We find more information about these options in the “nvidia-settings” application:
When you move your mouse over the option for “ForceCompositionPipeline” and “ForceFullCompositionPipeline”, you get
The Nvidia driver can use a composition pipeline to apply Xscreen transformations and rotations. “ForceCompositionPipeline” can be used to force the use of this pipeline, even when no transformations or rotations are applied to the screen. This option is implicitly set by ForceFullCompositionPipeline.
and, respectively,
“This option implicitly enables “ForceCompositionPipeline” and additionally makes use of the composition pipeline to apply ViewPortOut scaling.”
Important: If you want to test the setting via nidia-settings, you have to activate the options it for all three screens!.

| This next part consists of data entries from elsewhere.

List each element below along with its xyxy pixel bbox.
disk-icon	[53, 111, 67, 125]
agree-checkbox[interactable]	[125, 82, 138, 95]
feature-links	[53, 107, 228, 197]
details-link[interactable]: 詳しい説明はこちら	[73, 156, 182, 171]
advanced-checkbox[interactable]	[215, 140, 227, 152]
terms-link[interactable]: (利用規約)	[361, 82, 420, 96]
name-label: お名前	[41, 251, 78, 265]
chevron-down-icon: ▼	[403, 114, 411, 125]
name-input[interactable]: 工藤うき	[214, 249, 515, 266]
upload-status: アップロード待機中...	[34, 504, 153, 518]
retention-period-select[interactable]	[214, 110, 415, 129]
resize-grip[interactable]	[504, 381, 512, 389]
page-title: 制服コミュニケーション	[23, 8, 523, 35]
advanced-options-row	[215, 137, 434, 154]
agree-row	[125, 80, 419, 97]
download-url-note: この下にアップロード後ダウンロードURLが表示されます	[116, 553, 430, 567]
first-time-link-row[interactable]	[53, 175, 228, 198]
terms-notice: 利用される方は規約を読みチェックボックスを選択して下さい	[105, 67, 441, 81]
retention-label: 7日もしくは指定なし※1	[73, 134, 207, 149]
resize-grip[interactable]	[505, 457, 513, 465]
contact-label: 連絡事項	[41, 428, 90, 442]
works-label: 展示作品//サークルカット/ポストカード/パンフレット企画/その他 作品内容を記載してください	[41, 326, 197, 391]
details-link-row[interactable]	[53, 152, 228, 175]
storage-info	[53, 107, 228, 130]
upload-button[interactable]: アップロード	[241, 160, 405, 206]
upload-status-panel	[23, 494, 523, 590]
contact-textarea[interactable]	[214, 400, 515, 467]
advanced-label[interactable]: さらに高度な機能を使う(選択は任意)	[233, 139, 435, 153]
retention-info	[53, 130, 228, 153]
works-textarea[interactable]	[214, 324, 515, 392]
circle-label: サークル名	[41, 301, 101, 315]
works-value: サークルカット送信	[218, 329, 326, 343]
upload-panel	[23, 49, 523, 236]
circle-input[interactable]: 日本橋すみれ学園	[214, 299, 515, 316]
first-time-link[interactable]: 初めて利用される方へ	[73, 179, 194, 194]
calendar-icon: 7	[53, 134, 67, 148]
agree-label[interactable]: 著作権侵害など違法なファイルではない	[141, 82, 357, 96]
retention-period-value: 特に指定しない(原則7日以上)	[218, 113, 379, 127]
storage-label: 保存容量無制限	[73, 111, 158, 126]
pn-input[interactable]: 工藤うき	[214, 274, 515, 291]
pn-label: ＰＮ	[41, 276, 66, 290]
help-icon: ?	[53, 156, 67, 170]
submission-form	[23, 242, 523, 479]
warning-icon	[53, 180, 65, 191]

When I first tested “ForceCompositionPipeline” I just set it on the page of “nvidia-settings” for the first screen of my three, wrongly assuming that this setting was applied in general. However, tearing did not disappear. I realized after some time that it still happened on 2 screens predominantly. I even suspected a different quality of the display-port cables to my screens to be the cause of tearing. Wrong … the ForceCompositionPipeline had been applied to one screen, only.
So, switch to the other screens by using the first combo-box on the “nvidia-settings”-page and set “ForceCompositionPipeline” for all screens. Do this before you eventually save the settings to a “xorg.conf”-file (as root). Your resulting xorg.conf file may look a bit different; the CompositionPipeline-settings might be included as a side-option of the meta-mode settings – and not in form of a special separate line as shown above.
Regarding Xvideo- and OpenGL-settings you should activate syncing;
KDE Plasma settings
KDE Plasma settings for the screens should be consistent with the “nvidia-settings”. You use KDE’s “system-settings” >> “Display and Monitor” >> “Displays” and “Compositor”.
The combination of all the settings discussed above worked in my case – the tearing disappeared for videos in browsers, in video applications as well as on the Xinerama KDE Plasma screen in general.
Conclusion
It is easy to suppress video and screen tearing on an Opensuse Leap system with KDE PLasma and a Nvidia graphics card. The most important point is to activate “ForceCompositionPipeline” on all individual screens via “nvidia-settings” or to activate this option globally for the Xinerama screen of a multi-monitor configuration.